Munis and Co-ops to Receive Cyber Security Protections
image credit: Credit: David Wagman
- Oct 15, 2020 3:58 pm GMTOct 15, 2020 1:44 pm GMT
- 343 views
The Department of Energy’s Office of Cybersecurity, Energy Security, and Emergency Response (CESER) awarded $12 million over a three-year period to develop and deploy cyber and cyber-physical solutions for distribution and municipal utilities.
Through the grant, CESER will partner with the American Public Power Association (APPA) and the National Rural Electric Cooperative Association (NRECA). As community-owned companies and cooperatives, these organizations rely on shared digital security resources.
The National Energy Technology Laboratory will develop and demonstrate the cyber and cyber-physical solutions that will be deployed. The solutions are expected to detect and respond to adversarial activity through community-led information sharing; use artificial intelligence to reduce false positives in threat detection; provide advanced analytics to pinpoint when and where a system was compromised; increase system resilience; and make use of autonomous defense at remote endpoints.
The cyber security solution also is intended to provide utilities with innovations at the hardware, firmware and software levels to protect key technology components that enable the safe control of physical systems that deliver electric power. CESER aims to deploy the solution to utilities by 2023.
The grant builds on an existing NRECA initiative known as Essence that was based around an algorithm that established a “normal” state for a computer network. System monitoring raised an alarm when anything out of the ordinary was detected.

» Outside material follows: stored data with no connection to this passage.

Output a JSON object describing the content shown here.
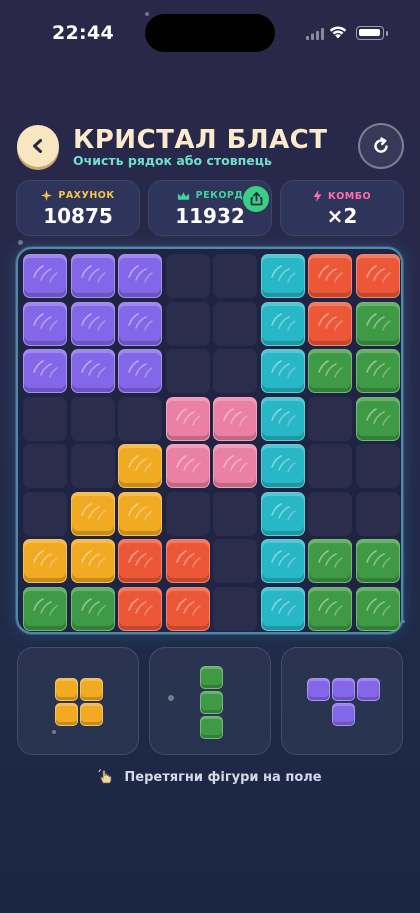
{
  "status_bar": {
    "time": "22:44"
  },
  "header": {
    "title": "КРИСТАЛ БЛАСТ",
    "subtitle": "Очисть рядок або стовпець"
  },
  "stats": {
    "score": {
      "label": "РАХУНОК",
      "value": "10875",
      "color": "#f5c54a",
      "icon": "sparkle-icon"
    },
    "record": {
      "label": "РЕКОРД",
      "value": "11932",
      "color": "#3fd49a",
      "icon": "crown-icon"
    },
    "combo": {
      "label": "КОМБО",
      "value": "×2",
      "color": "#ff6fa6",
      "icon": "lightning-icon"
    }
  },
  "colors": {
    "purple": "#8467e8",
    "teal": "#27b7c7",
    "red": "#ec5738",
    "green": "#3f9a45",
    "pink": "#ea80a3",
    "yellow": "#f1aa22"
  },
  "board": [
    [
      "purple",
      "purple",
      "purple",
      "empty",
      "empty",
      "teal",
      "red",
      "red"
    ],
    [
      "purple",
      "purple",
      "purple",
      "empty",
      "empty",
      "teal",
      "red",
      "green"
    ],
    [
      "purple",
      "purple",
      "purple",
      "empty",
      "empty",
      "teal",
      "green",
      "green"
    ],
    [
      "empty",
      "empty",
      "empty",
      "pink",
      "pink",
      "teal",
      "empty",
      "green"
    ],
    [
      "empty",
      "empty",
      "yellow",
      "pink",
      "pink",
      "teal",
      "empty",
      "empty"
    ],
    [
      "empty",
      "yellow",
      "yellow",
      "empty",
      "empty",
      "teal",
      "empty",
      "empty"
    ],
    [
      "yellow",
      "yellow",
      "red",
      "red",
      "empty",
      "teal",
      "green",
      "green"
    ],
    [
      "green",
      "green",
      "red",
      "red",
      "empty",
      "teal",
      "green",
      "green"
    ]
  ],
  "pieces": [
    {
      "color": "yellow",
      "cells": [
        [
          0,
          0
        ],
        [
          0,
          1
        ],
        [
          1,
          0
        ],
        [
          1,
          1
        ]
      ]
    },
    {
      "color": "green",
      "cells": [
        [
          0,
          0
        ],
        [
          1,
          0
        ],
        [
          2,
          0
        ]
      ]
    },
    {
      "color": "purple",
      "cells": [
        [
          0,
          0
        ],
        [
          0,
          1
        ],
        [
          0,
          2
        ],
        [
          1,
          1
        ]
      ]
    }
  ],
  "hint": {
    "text": "Перетягни фігури на поле",
    "icon": "hand-drag-icon"
  }
}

Previous approaches to cybersecurity were prescriptive and required knowledge of a specific threat in order to create white lists, black lists and detection signatures. The Essence algorithm shifted the focus to identify unusual system behavior, respond to isolate affected areas and notify network engineers.
The National Rural Telecommunications Cooperative was a pioneer in deploying elements of Essence technology. Its early work tested a monitoring product that monitored for hot sockets that indicated fire or electrical problems.
With the grant award from DOE, Essence 2.0 will enable machine-to-machine learning and is designed to quickly detect and share information about anomalies in utility network traffic. The technology also is aimed at providing specific information that allows for isolation and definition of breach characteristics. That information can be shared with others in the industry to determine if a breach is a larger, coordinated attack.